MongoDB MQL queries are JSON — operators like $where are case-sensitive keys, not SQL keywords. The validator skips SQL normalization for MQL and checks the raw query string directly.
Queries containing more than one statement are rejected:
- SQL: semicolons between statements
- MSSQL:
GOseparators - Exception: trailing semicolons at end-of-query are allowed
This prevents semicolon-chained injection attacks.
Queries longer than MAX_QUERY_LENGTH characters (default: 50,000) are rejected before any parsing occurs.

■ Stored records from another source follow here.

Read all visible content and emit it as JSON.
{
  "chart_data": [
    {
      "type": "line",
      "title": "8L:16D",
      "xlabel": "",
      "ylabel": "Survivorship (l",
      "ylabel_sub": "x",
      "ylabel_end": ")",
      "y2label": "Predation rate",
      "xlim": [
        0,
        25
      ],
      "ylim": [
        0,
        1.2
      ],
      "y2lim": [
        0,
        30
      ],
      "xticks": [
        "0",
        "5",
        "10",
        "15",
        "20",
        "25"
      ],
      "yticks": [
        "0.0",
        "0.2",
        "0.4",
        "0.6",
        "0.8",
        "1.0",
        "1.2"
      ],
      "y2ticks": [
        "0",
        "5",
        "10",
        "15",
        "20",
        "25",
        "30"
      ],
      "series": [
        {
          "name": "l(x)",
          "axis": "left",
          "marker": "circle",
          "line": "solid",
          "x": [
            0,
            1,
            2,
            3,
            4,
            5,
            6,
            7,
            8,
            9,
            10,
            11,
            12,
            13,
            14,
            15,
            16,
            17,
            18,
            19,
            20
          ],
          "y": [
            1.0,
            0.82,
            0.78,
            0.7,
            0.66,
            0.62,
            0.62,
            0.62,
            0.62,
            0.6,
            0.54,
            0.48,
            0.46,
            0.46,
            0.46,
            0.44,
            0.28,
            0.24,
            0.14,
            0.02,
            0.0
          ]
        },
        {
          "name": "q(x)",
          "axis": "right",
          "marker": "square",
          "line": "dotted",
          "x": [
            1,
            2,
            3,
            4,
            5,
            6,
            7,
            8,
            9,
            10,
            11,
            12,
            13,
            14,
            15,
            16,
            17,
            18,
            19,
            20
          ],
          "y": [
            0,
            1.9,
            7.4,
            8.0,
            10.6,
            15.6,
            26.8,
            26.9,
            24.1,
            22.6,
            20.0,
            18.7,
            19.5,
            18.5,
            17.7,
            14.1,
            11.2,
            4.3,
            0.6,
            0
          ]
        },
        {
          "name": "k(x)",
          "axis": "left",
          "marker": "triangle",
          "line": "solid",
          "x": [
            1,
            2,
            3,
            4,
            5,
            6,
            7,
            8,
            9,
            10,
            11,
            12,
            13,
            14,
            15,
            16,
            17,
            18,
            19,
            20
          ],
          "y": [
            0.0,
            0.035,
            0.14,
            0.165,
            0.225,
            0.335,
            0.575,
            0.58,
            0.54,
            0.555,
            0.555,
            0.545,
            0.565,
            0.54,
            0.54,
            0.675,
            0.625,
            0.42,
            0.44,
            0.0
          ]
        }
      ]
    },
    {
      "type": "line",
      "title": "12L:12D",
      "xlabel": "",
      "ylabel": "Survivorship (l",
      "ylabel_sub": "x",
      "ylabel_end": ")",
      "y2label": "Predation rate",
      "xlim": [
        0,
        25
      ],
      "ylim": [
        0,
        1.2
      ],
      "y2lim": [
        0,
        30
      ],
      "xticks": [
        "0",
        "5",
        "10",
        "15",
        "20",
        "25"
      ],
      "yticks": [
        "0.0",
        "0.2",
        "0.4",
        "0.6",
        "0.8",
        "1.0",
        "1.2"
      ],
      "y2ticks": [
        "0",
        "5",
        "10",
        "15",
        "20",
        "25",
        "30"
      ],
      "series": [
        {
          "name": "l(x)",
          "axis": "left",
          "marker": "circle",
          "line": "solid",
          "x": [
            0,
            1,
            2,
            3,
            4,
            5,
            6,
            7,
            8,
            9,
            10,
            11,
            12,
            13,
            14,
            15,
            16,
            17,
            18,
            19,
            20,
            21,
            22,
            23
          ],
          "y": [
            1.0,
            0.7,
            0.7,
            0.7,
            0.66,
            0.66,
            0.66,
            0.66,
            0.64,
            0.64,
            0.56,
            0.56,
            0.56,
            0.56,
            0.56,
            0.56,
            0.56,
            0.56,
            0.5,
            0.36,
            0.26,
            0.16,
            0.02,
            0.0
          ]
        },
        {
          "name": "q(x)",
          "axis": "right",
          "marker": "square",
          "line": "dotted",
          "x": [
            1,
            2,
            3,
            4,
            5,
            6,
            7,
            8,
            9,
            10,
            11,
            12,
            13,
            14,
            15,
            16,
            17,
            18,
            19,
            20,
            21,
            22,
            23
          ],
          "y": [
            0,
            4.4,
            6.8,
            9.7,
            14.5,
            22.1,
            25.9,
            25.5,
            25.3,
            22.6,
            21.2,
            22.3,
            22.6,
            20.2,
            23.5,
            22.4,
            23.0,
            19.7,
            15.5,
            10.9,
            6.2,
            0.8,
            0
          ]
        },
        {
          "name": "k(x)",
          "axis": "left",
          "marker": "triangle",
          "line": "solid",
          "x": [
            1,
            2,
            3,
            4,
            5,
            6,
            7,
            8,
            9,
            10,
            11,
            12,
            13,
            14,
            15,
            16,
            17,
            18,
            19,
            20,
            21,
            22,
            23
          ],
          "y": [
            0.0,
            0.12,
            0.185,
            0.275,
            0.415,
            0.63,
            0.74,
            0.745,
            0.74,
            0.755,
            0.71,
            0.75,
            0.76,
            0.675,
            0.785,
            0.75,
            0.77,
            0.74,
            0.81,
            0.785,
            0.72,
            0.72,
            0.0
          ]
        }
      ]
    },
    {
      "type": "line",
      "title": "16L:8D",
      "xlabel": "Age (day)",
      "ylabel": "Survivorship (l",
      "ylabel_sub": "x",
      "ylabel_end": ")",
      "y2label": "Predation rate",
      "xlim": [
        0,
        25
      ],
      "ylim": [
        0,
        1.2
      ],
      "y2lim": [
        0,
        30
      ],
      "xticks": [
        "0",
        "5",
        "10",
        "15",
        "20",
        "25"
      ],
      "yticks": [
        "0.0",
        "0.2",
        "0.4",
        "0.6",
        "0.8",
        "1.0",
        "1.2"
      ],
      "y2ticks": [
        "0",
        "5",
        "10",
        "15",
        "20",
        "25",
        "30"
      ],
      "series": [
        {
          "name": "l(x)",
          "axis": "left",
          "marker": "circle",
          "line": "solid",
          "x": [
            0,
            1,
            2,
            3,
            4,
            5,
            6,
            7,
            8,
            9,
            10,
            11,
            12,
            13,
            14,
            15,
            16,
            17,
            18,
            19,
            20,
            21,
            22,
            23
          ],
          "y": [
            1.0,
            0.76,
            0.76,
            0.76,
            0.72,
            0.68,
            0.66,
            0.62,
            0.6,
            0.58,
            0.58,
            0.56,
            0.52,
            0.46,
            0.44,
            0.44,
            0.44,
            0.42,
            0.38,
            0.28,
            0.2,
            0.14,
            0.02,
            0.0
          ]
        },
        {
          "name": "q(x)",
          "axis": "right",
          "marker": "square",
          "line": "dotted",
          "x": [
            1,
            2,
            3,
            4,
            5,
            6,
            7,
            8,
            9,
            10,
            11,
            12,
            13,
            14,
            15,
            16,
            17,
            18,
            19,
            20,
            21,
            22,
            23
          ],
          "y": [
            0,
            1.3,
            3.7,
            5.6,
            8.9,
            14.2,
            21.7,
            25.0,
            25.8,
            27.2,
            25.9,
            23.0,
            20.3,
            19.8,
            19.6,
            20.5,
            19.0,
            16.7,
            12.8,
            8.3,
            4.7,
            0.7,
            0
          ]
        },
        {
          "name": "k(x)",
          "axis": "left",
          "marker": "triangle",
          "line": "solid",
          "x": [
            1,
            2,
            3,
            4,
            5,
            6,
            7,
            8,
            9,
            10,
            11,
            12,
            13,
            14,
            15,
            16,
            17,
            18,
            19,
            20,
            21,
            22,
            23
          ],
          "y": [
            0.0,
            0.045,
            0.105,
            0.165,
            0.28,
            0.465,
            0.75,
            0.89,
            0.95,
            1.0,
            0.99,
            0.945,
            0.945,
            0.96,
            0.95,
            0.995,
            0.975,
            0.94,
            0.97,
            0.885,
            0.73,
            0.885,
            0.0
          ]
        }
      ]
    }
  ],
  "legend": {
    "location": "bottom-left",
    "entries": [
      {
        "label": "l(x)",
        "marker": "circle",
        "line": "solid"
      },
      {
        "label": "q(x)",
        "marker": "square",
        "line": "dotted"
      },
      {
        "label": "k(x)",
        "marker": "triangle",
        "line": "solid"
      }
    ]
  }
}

Override with the MAX_QUERY_LENGTH environment variable.
Each connection independently enforces:
| Limit | Default | Maximum | Config field |
|---|---|---|---|
| Row cap | 50,000 | 500,000 | max_rows |
| Query timeout | 30 sec | 300 sec | query_timeout |
Long-running queries are terminated at the database level once the timeout fires.
Every query — allowed or denied — is logged with:
- Tool name
- Connection ID
- Mode (
read_onlyorwrite) - SHA-256 hash of the query text
- Outcome (allowed / denied + reason)
The active policy for any connection can be inspected at runtime via the get_policy_info tool.
The logging pipeline automatically redacts passwords from DSN strings before they reach log output. Connection strings are safe to include in structured logs.